Westwood, though, had led by two with nine to play, but bogeyed the 15th and 16th and after almost eagling the 17th his final tee shot with an iron ran into a bunker and from long range he three putted.
As for compatriot Ross Fisher, on the day he was waiting for news on whether he had become a father for the first time, he led by three after a dream start, but then had a nightmare eight on the fifth and fell away to 13th with a 75. Westwood shot 71.
That eight will long live with Fisher. In thick rough down the right he decided to have a thrash, moved it only a few feet and with his next attempt slashed it over the fairway and had to take a penalty drop.
His eight was a repeat of the score he took on the final hole last year. That time it dropped him from seventh to 39th and dealt a huge blow to his Ryder Cup hopes.
Playing partner Westwood had dropped a shot on the fifth himself, but his response was brilliant - an 18 footer for a two at the 231 yard sixth and then an eagle putt of 15 feet on the long next.
He was two ahead and that was how it was at the turn after Watson, coming back two bogeys in the first three with a two putt birdie on the seventh, failed to get up and down from short right of the ninth green.
Wood had drawn level with an eagle at the seventh and birdies on the eighth and tenth and then recovered from bogeys at the 13th and 14th with more birdies on 15 and 17.
But as he went to prepare for a play-off he was told it would not be necessary once Cink had birdied the last.
How Watson was left wishing he could have repeated his birdie on the 17th in regulation play. He might still not have won, but it would have brought the event alive again.
He had run out of magic moments, but what a thrilling ride it was - and he will, of course, be at St Andrews next year for what will be his final Open. Unless he wins that one, of course.
Cink described his first Major victory "a surreal experience" and paid tribute to Watson.
After stopping the five-time champion Cink said: "Extraordinary just tips the iceberg.

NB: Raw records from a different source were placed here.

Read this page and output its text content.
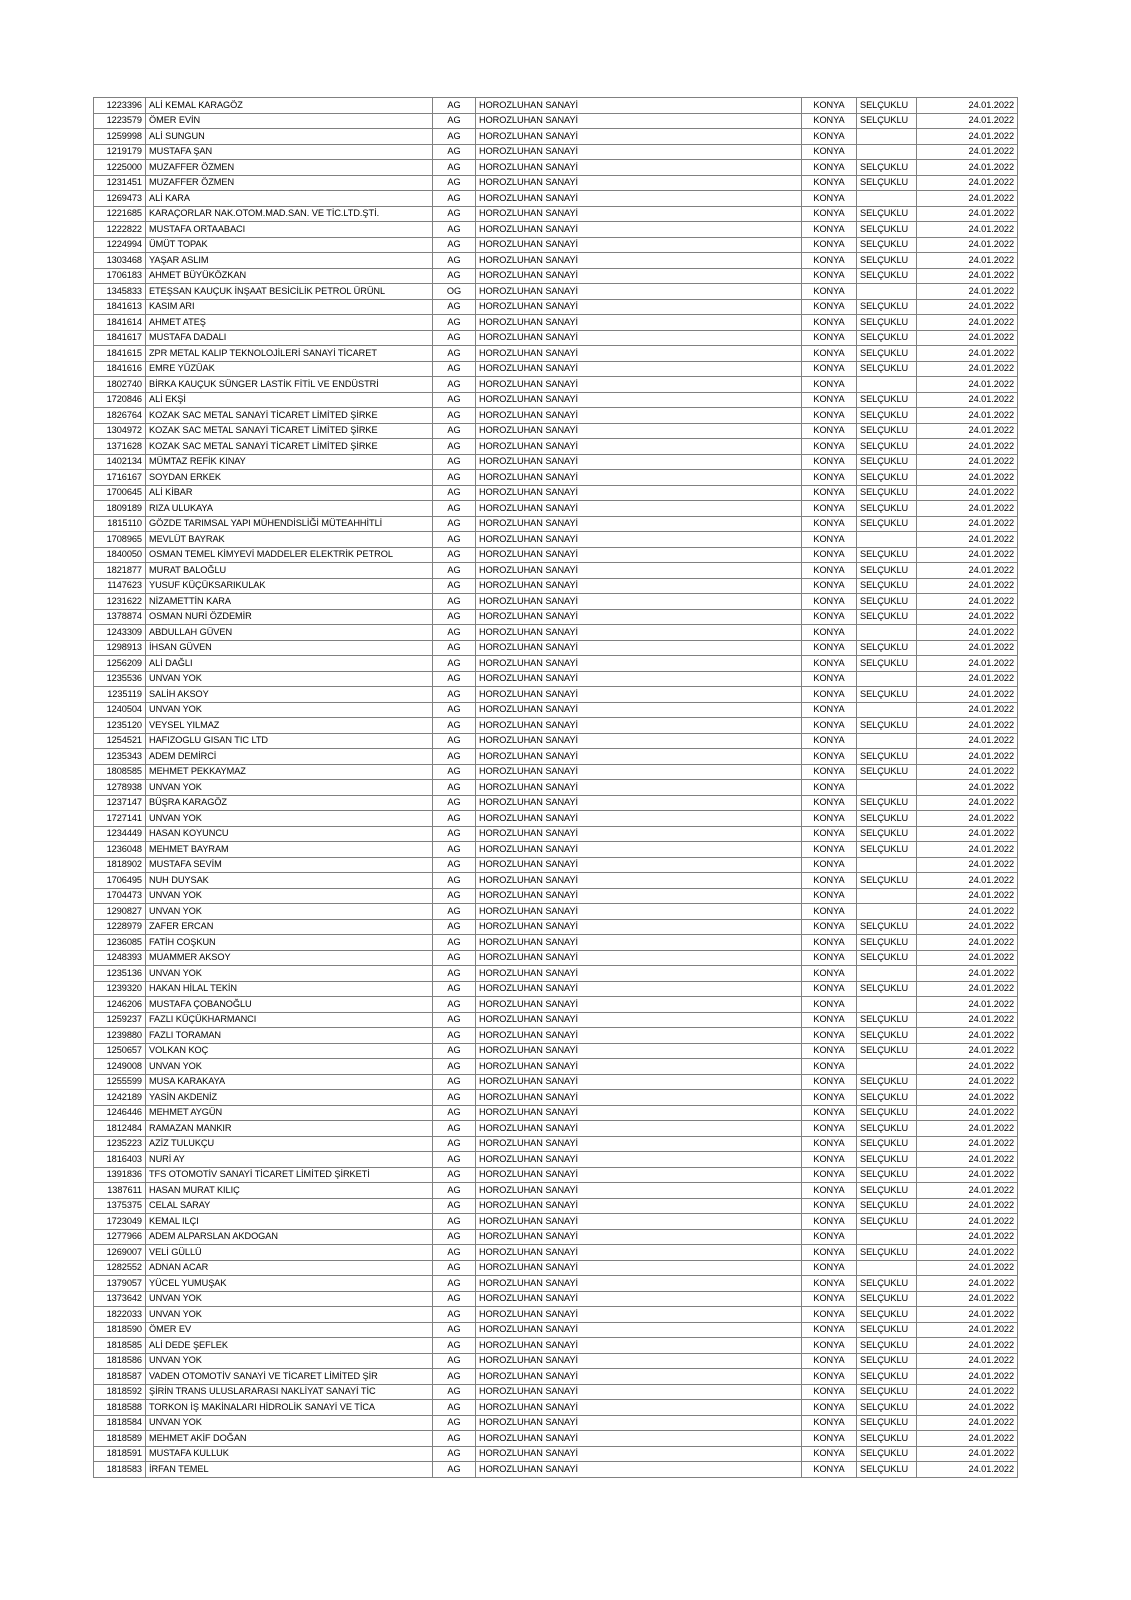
1223396	ALİ KEMAL KARAGÖZ	AG	HOROZLUHAN SANAYİ	KONYA	SELÇUKLU	24.01.2022
1223579	ÖMER EVİN	AG	HOROZLUHAN SANAYİ	KONYA	SELÇUKLU	24.01.2022
1259998	ALİ SUNGUN	AG	HOROZLUHAN SANAYİ	KONYA		24.01.2022
1219179	MUSTAFA ŞAN	AG	HOROZLUHAN SANAYİ	KONYA		24.01.2022
1225000	MUZAFFER ÖZMEN	AG	HOROZLUHAN SANAYİ	KONYA	SELÇUKLU	24.01.2022
1231451	MUZAFFER ÖZMEN	AG	HOROZLUHAN SANAYİ	KONYA	SELÇUKLU	24.01.2022
1269473	ALİ KARA	AG	HOROZLUHAN SANAYİ	KONYA		24.01.2022
1221685	KARAÇORLAR NAK.OTOM.MAD.SAN. VE TİC.LTD.ŞTİ.	AG	HOROZLUHAN SANAYİ	KONYA	SELÇUKLU	24.01.2022
1222822	MUSTAFA ORTAABACI	AG	HOROZLUHAN SANAYİ	KONYA	SELÇUKLU	24.01.2022
1224994	ÜMÜT TOPAK	AG	HOROZLUHAN SANAYİ	KONYA	SELÇUKLU	24.01.2022
1303468	YAŞAR ASLIM	AG	HOROZLUHAN SANAYİ	KONYA	SELÇUKLU	24.01.2022
1706183	AHMET BÜYÜKÖZKAN	AG	HOROZLUHAN SANAYİ	KONYA	SELÇUKLU	24.01.2022
1345833	ETEŞSAN KAUÇUK İNŞAAT BESİCİLİK PETROL ÜRÜNL	OG	HOROZLUHAN SANAYİ	KONYA		24.01.2022
1841613	KASIM ARI	AG	HOROZLUHAN SANAYİ	KONYA	SELÇUKLU	24.01.2022
1841614	AHMET ATEŞ	AG	HOROZLUHAN SANAYİ	KONYA	SELÇUKLU	24.01.2022
1841617	MUSTAFA DADALI	AG	HOROZLUHAN SANAYİ	KONYA	SELÇUKLU	24.01.2022
1841615	ZPR METAL KALIP TEKNOLOJİLERİ SANAYİ TİCARET	AG	HOROZLUHAN SANAYİ	KONYA	SELÇUKLU	24.01.2022
1841616	EMRE YÜZÜAK	AG	HOROZLUHAN SANAYİ	KONYA	SELÇUKLU	24.01.2022
1802740	BİRKA KAUÇUK SÜNGER LASTİK FİTİL VE ENDÜSTRİ	AG	HOROZLUHAN SANAYİ	KONYA		24.01.2022
1720846	ALİ EKŞİ	AG	HOROZLUHAN SANAYİ	KONYA	SELÇUKLU	24.01.2022
1826764	KOZAK SAC METAL SANAYİ TİCARET LİMİTED ŞİRKE	AG	HOROZLUHAN SANAYİ	KONYA	SELÇUKLU	24.01.2022
1304972	KOZAK SAC METAL SANAYİ TİCARET LİMİTED ŞİRKE	AG	HOROZLUHAN SANAYİ	KONYA	SELÇUKLU	24.01.2022
1371628	KOZAK SAC METAL SANAYİ TİCARET LİMİTED ŞİRKE	AG	HOROZLUHAN SANAYİ	KONYA	SELÇUKLU	24.01.2022
1402134	MÜMTAZ REFİK KINAY	AG	HOROZLUHAN SANAYİ	KONYA	SELÇUKLU	24.01.2022
1716167	SOYDAN ERKEK	AG	HOROZLUHAN SANAYİ	KONYA	SELÇUKLU	24.01.2022
1700645	ALİ KİBAR	AG	HOROZLUHAN SANAYİ	KONYA	SELÇUKLU	24.01.2022
1809189	RIZA ULUKAYA	AG	HOROZLUHAN SANAYİ	KONYA	SELÇUKLU	24.01.2022
1815110	GÖZDE TARIMSAL YAPI MÜHENDİSLİĞİ MÜTEAHHİTLİ	AG	HOROZLUHAN SANAYİ	KONYA	SELÇUKLU	24.01.2022
1708965	MEVLÜT BAYRAK	AG	HOROZLUHAN SANAYİ	KONYA		24.01.2022
1840050	OSMAN TEMEL KİMYEVİ MADDELER ELEKTRİK PETROL	AG	HOROZLUHAN SANAYİ	KONYA	SELÇUKLU	24.01.2022
1821877	MURAT BALOĞLU	AG	HOROZLUHAN SANAYİ	KONYA	SELÇUKLU	24.01.2022
1147623	YUSUF KÜÇÜKSARIKULAK	AG	HOROZLUHAN SANAYİ	KONYA	SELÇUKLU	24.01.2022
1231622	NİZAMETTİN KARA	AG	HOROZLUHAN SANAYİ	KONYA	SELÇUKLU	24.01.2022
1378874	OSMAN NURİ ÖZDEMİR	AG	HOROZLUHAN SANAYİ	KONYA	SELÇUKLU	24.01.2022
1243309	ABDULLAH GÜVEN	AG	HOROZLUHAN SANAYİ	KONYA		24.01.2022
1298913	İHSAN GÜVEN	AG	HOROZLUHAN SANAYİ	KONYA	SELÇUKLU	24.01.2022
1256209	ALİ DAĞLI	AG	HOROZLUHAN SANAYİ	KONYA	SELÇUKLU	24.01.2022
1235536	UNVAN YOK	AG	HOROZLUHAN SANAYİ	KONYA		24.01.2022
1235119	SALİH AKSOY	AG	HOROZLUHAN SANAYİ	KONYA	SELÇUKLU	24.01.2022
1240504	UNVAN YOK	AG	HOROZLUHAN SANAYİ	KONYA		24.01.2022
1235120	VEYSEL YILMAZ	AG	HOROZLUHAN SANAYİ	KONYA	SELÇUKLU	24.01.2022
1254521	HAFIZOGLU GISAN TIC LTD	AG	HOROZLUHAN SANAYİ	KONYA		24.01.2022
1235343	ADEM DEMİRCİ	AG	HOROZLUHAN SANAYİ	KONYA	SELÇUKLU	24.01.2022
1808585	MEHMET PEKKAYMAZ	AG	HOROZLUHAN SANAYİ	KONYA	SELÇUKLU	24.01.2022
1278938	UNVAN YOK	AG	HOROZLUHAN SANAYİ	KONYA		24.01.2022
1237147	BÜŞRA KARAGÖZ	AG	HOROZLUHAN SANAYİ	KONYA	SELÇUKLU	24.01.2022
1727141	UNVAN YOK	AG	HOROZLUHAN SANAYİ	KONYA	SELÇUKLU	24.01.2022
1234449	HASAN KOYUNCU	AG	HOROZLUHAN SANAYİ	KONYA	SELÇUKLU	24.01.2022
1236048	MEHMET BAYRAM	AG	HOROZLUHAN SANAYİ	KONYA	SELÇUKLU	24.01.2022
1818902	MUSTAFA SEVİM	AG	HOROZLUHAN SANAYİ	KONYA		24.01.2022
1706495	NUH DUYSAK	AG	HOROZLUHAN SANAYİ	KONYA	SELÇUKLU	24.01.2022
1704473	UNVAN YOK	AG	HOROZLUHAN SANAYİ	KONYA		24.01.2022
1290827	UNVAN YOK	AG	HOROZLUHAN SANAYİ	KONYA		24.01.2022
1228979	ZAFER ERCAN	AG	HOROZLUHAN SANAYİ	KONYA	SELÇUKLU	24.01.2022
1236085	FATİH COŞKUN	AG	HOROZLUHAN SANAYİ	KONYA	SELÇUKLU	24.01.2022
1248393	MUAMMER AKSOY	AG	HOROZLUHAN SANAYİ	KONYA	SELÇUKLU	24.01.2022
1235136	UNVAN YOK	AG	HOROZLUHAN SANAYİ	KONYA		24.01.2022
1239320	HAKAN HİLAL TEKİN	AG	HOROZLUHAN SANAYİ	KONYA	SELÇUKLU	24.01.2022
1246206	MUSTAFA ÇOBANOĞLU	AG	HOROZLUHAN SANAYİ	KONYA		24.01.2022
1259237	FAZLI KÜÇÜKHARMANCI	AG	HOROZLUHAN SANAYİ	KONYA	SELÇUKLU	24.01.2022
1239880	FAZLI TORAMAN	AG	HOROZLUHAN SANAYİ	KONYA	SELÇUKLU	24.01.2022
1250657	VOLKAN KOÇ	AG	HOROZLUHAN SANAYİ	KONYA	SELÇUKLU	24.01.2022
1249008	UNVAN YOK	AG	HOROZLUHAN SANAYİ	KONYA		24.01.2022
1255599	MUSA KARAKAYA	AG	HOROZLUHAN SANAYİ	KONYA	SELÇUKLU	24.01.2022
1242189	YASİN AKDENİZ	AG	HOROZLUHAN SANAYİ	KONYA	SELÇUKLU	24.01.2022
1246446	MEHMET AYGÜN	AG	HOROZLUHAN SANAYİ	KONYA	SELÇUKLU	24.01.2022
1812484	RAMAZAN MANKIR	AG	HOROZLUHAN SANAYİ	KONYA	SELÇUKLU	24.01.2022
1235223	AZİZ TULUKÇU	AG	HOROZLUHAN SANAYİ	KONYA	SELÇUKLU	24.01.2022
1816403	NURİ AY	AG	HOROZLUHAN SANAYİ	KONYA	SELÇUKLU	24.01.2022
1391836	TFS OTOMOTİV SANAYİ TİCARET LİMİTED ŞİRKETİ	AG	HOROZLUHAN SANAYİ	KONYA	SELÇUKLU	24.01.2022
1387611	HASAN MURAT KILIÇ	AG	HOROZLUHAN SANAYİ	KONYA	SELÇUKLU	24.01.2022
1375375	CELAL SARAY	AG	HOROZLUHAN SANAYİ	KONYA	SELÇUKLU	24.01.2022
1723049	KEMAL ILÇI	AG	HOROZLUHAN SANAYİ	KONYA	SELÇUKLU	24.01.2022
1277966	ADEM ALPARSLAN AKDOGAN	AG	HOROZLUHAN SANAYİ	KONYA		24.01.2022
1269007	VELİ GÜLLÜ	AG	HOROZLUHAN SANAYİ	KONYA	SELÇUKLU	24.01.2022
1282552	ADNAN ACAR	AG	HOROZLUHAN SANAYİ	KONYA		24.01.2022
1379057	YÜCEL YUMUŞAK	AG	HOROZLUHAN SANAYİ	KONYA	SELÇUKLU	24.01.2022
1373642	UNVAN YOK	AG	HOROZLUHAN SANAYİ	KONYA	SELÇUKLU	24.01.2022
1822033	UNVAN YOK	AG	HOROZLUHAN SANAYİ	KONYA	SELÇUKLU	24.01.2022
1818590	ÖMER EV	AG	HOROZLUHAN SANAYİ	KONYA	SELÇUKLU	24.01.2022
1818585	ALİ DEDE ŞEFLEK	AG	HOROZLUHAN SANAYİ	KONYA	SELÇUKLU	24.01.2022
1818586	UNVAN YOK	AG	HOROZLUHAN SANAYİ	KONYA	SELÇUKLU	24.01.2022
1818587	VADEN OTOMOTİV SANAYİ VE TİCARET LİMİTED ŞİR	AG	HOROZLUHAN SANAYİ	KONYA	SELÇUKLU	24.01.2022
1818592	ŞİRİN TRANS ULUSLARARASI NAKLİYAT SANAYİ TİC	AG	HOROZLUHAN SANAYİ	KONYA	SELÇUKLU	24.01.2022
1818588	TORKON İŞ MAKİNALARI HİDROLİK SANAYİ VE TİCA	AG	HOROZLUHAN SANAYİ	KONYA	SELÇUKLU	24.01.2022
1818584	UNVAN YOK	AG	HOROZLUHAN SANAYİ	KONYA	SELÇUKLU	24.01.2022
1818589	MEHMET AKİF DOĞAN	AG	HOROZLUHAN SANAYİ	KONYA	SELÇUKLU	24.01.2022
1818591	MUSTAFA KULLUK	AG	HOROZLUHAN SANAYİ	KONYA	SELÇUKLU	24.01.2022
1818583	İRFAN TEMEL	AG	HOROZLUHAN SANAYİ	KONYA	SELÇUKLU	24.01.2022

"Playing against Tom Watson, this stuff just does not happen. I grew up watching him - he has turned back the clock and I feel so happy just being part of it. I've just felt very calm all week. I played some links golf in Ireland last week and that was very good relaxation and preparation. I also found something in my swing."
It was his 14 foot birdie putt on the final green, however, that gave Cink his chance to deny Watson, who 30 minutes later bogeyed the same hole to join him on two under par.
"It's the most crucial putt I've ever struck in my life - just a sweet feeling," he added.
Speaking after receiving the Claret Jug on the 18th green, Cink added: "I stand here a little bit intimidated by this piece of hardware I have here in my hands. There are a lot of emotions running through my mind and my heart and I'm so proud to be here with this.
"I don't even know what to say. My hat's off to Tom. He turned back the clock and did a great job and it was fun watching you all week Tom."
Westwood will be able to gain some consolation from the fact he has climbed from 11th to fifth in The Race to Dubai standings, while Wood jumps a massive 43 places to 31st and now stands a good chance of appearing at the inaugural Dubai World Championship in November.
Watson will be hoping for more luck when he aims to land a fourth Senior Open Championship presented by MasterCard at Sunningdale next week.
He added: "It would have been a hell of a story. It wasn't to be, and yes, it's a great disappointment. It tears at your gut, as it always has torn at my gut. It's not easy to take."